The 17-point defeat of Geelong last night is the club's most significant win since it reached a preliminary final in 2007, and a timely reminder to the sceptics that it isn't merely a battler with ideas above its station.
The Roos had lost 11 games to top four teams in Brad Scott's tenure. It seemed determined right from the outset against a strangely listless and fumbling Geelong not to let that figure reach a dozen.
North stun Geelong
The long-feted young Kangaroos midfield looked to have finally emerged as a force after they eclipsed Geelong's on-ballers. Photo: Paul Rovere
North should be 3-0, and isn't only because of a narrow post-siren miss by Hamish McIntosh in round one against Essendon. But the big ruckman is a pretty good example of the steelier resolve that seems to be running through Scott's team this season.

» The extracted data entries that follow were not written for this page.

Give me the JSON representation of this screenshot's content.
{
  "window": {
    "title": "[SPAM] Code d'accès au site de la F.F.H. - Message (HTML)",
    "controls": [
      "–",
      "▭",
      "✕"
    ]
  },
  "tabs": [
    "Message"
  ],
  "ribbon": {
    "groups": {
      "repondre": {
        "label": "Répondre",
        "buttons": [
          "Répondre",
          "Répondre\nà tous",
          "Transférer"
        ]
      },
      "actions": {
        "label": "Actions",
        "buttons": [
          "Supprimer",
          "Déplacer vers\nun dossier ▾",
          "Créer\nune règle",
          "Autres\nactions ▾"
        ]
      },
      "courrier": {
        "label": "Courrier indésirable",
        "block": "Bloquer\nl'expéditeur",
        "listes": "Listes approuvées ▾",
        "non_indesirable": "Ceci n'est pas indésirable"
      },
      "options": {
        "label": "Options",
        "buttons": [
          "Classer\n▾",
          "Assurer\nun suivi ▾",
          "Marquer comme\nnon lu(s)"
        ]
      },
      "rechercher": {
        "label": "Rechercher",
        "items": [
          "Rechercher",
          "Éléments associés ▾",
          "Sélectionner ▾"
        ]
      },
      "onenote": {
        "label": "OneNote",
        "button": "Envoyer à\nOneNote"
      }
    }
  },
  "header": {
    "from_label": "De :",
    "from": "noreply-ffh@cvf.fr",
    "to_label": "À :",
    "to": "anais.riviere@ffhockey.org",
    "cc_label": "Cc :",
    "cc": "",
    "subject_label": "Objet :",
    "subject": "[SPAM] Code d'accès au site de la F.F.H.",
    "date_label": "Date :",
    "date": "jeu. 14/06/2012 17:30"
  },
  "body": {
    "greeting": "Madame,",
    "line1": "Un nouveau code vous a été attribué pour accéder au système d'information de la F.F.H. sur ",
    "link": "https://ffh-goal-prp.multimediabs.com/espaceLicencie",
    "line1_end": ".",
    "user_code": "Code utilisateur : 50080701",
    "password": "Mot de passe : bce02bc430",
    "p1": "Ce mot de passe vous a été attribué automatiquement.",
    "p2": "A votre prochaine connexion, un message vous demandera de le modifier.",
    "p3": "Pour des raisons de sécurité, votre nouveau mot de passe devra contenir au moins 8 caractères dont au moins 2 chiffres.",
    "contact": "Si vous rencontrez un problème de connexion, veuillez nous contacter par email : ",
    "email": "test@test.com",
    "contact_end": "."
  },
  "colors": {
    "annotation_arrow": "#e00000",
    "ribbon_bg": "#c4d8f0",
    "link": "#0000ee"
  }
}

Questioned about both his mental fibre, and his effectiveness as part of a ruck tandem with Todd Goldstein, McIntosh, like his teammates has responded in fine style, last night playing with genuine impact up forward.

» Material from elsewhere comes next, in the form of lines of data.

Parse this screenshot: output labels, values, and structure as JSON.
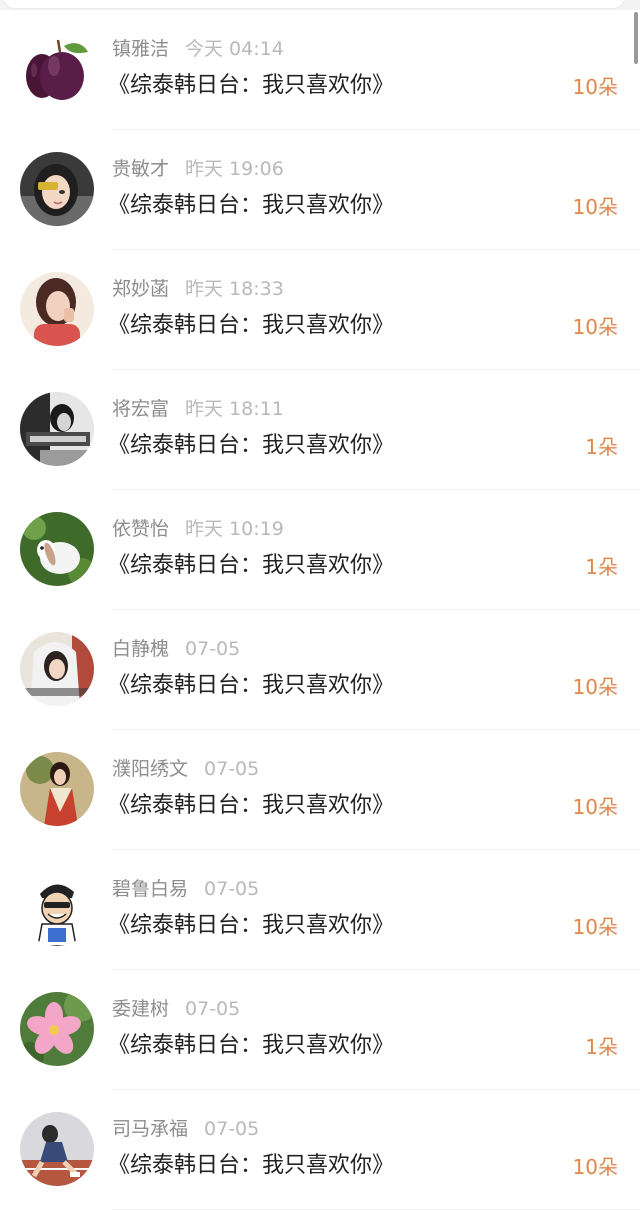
{
  "colors": {
    "accent": "#e0874a",
    "name": "#8d8d8d",
    "time": "#b9b9b9",
    "title": "#222222"
  },
  "records": [
    {
      "name": "镇雅洁",
      "time": "今天 04:14",
      "title": "《综泰韩日台：我只喜欢你》",
      "count": "10朵",
      "avatar_icon": "plum-avatar-icon"
    },
    {
      "name": "贵敏才",
      "time": "昨天 19:06",
      "title": "《综泰韩日台：我只喜欢你》",
      "count": "10朵",
      "avatar_icon": "girl-portrait-avatar-icon"
    },
    {
      "name": "郑妙菡",
      "time": "昨天 18:33",
      "title": "《综泰韩日台：我只喜欢你》",
      "count": "10朵",
      "avatar_icon": "girl-red-avatar-icon"
    },
    {
      "name": "将宏富",
      "time": "昨天 18:11",
      "title": "《综泰韩日台：我只喜欢你》",
      "count": "1朵",
      "avatar_icon": "monochrome-photo-avatar-icon"
    },
    {
      "name": "依赞怡",
      "time": "昨天 10:19",
      "title": "《综泰韩日台：我只喜欢你》",
      "count": "1朵",
      "avatar_icon": "rabbit-avatar-icon"
    },
    {
      "name": "白静槐",
      "time": "07-05",
      "title": "《综泰韩日台：我只喜欢你》",
      "count": "10朵",
      "avatar_icon": "girl-hoodie-avatar-icon"
    },
    {
      "name": "濮阳绣文",
      "time": "07-05",
      "title": "《综泰韩日台：我只喜欢你》",
      "count": "10朵",
      "avatar_icon": "costume-avatar-icon"
    },
    {
      "name": "碧鲁白易",
      "time": "07-05",
      "title": "《综泰韩日台：我只喜欢你》",
      "count": "10朵",
      "avatar_icon": "cartoon-man-avatar-icon"
    },
    {
      "name": "委建树",
      "time": "07-05",
      "title": "《综泰韩日台：我只喜欢你》",
      "count": "1朵",
      "avatar_icon": "pink-flower-avatar-icon"
    },
    {
      "name": "司马承福",
      "time": "07-05",
      "title": "《综泰韩日台：我只喜欢你》",
      "count": "10朵",
      "avatar_icon": "running-track-avatar-icon"
    }
  ]
}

So did the sometimes flaky Aaron Edwards, the pair sharing six goals as North managed 20 even without any sort of contribution from Drew Petrie. That in itself is a comment about the extra strings to the Roos' bow in 2012.

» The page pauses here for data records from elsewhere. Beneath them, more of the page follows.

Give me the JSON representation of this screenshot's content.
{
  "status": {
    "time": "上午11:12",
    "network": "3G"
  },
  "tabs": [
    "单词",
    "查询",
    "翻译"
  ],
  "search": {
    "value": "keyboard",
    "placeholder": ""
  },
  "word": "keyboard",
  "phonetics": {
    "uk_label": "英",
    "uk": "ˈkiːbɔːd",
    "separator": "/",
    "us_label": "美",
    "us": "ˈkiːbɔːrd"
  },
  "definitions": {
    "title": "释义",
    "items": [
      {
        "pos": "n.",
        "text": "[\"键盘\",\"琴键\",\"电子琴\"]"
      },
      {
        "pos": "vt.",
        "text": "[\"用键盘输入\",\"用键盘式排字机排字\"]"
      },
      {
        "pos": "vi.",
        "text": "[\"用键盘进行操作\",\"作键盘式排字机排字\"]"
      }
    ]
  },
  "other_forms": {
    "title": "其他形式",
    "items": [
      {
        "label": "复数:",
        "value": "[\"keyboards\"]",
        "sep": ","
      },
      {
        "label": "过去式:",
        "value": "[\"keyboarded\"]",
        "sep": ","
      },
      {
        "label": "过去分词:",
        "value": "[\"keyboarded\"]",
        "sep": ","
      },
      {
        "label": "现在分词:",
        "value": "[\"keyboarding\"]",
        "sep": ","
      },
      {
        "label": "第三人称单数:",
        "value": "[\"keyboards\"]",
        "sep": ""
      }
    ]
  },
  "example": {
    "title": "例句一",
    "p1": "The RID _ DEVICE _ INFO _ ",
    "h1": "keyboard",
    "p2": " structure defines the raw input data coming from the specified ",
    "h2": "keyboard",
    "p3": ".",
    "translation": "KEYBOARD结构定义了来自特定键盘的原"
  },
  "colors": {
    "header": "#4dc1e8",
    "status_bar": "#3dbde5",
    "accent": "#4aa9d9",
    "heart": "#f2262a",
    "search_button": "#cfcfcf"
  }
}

So was the tremendous game from Jack Ziebell, in his first game of the year, a 27-possession, four-goal performance providing the extra bite and power North lacked last year as it was consistently chewed up and spat out by the competition big boys.
Ditto Ryan Bastinac with 26 touches and four goals, another reason for the Roos to do everything in their power to keep him from the clutches of the money-laden Greater Western Sydney.
This was still a win driven as much by the more seasoned campaigners, Brent Harvey unstoppable, Daniel Wells brilliant when most required, skipper Andrew Swallow his usual reliable, hard-burrowing self.
Another, Michael Firrito, who looked to be on the downward slope at the start of this season, has hit back hard. He curbed Essendon young gun Michael Hurley in round one, backed up last week, and last night not only negated, but provided tremendous attacking drive. It's been some renaissance.
But for the Roos, there's now also critical support coming from several quarters, as the kids in which the Roos have invested so much start to produce more consistently. The bottom line is the top-four monkey is off the back, and with that, neither might North's status as merely a "wanna-be" last much longer, either.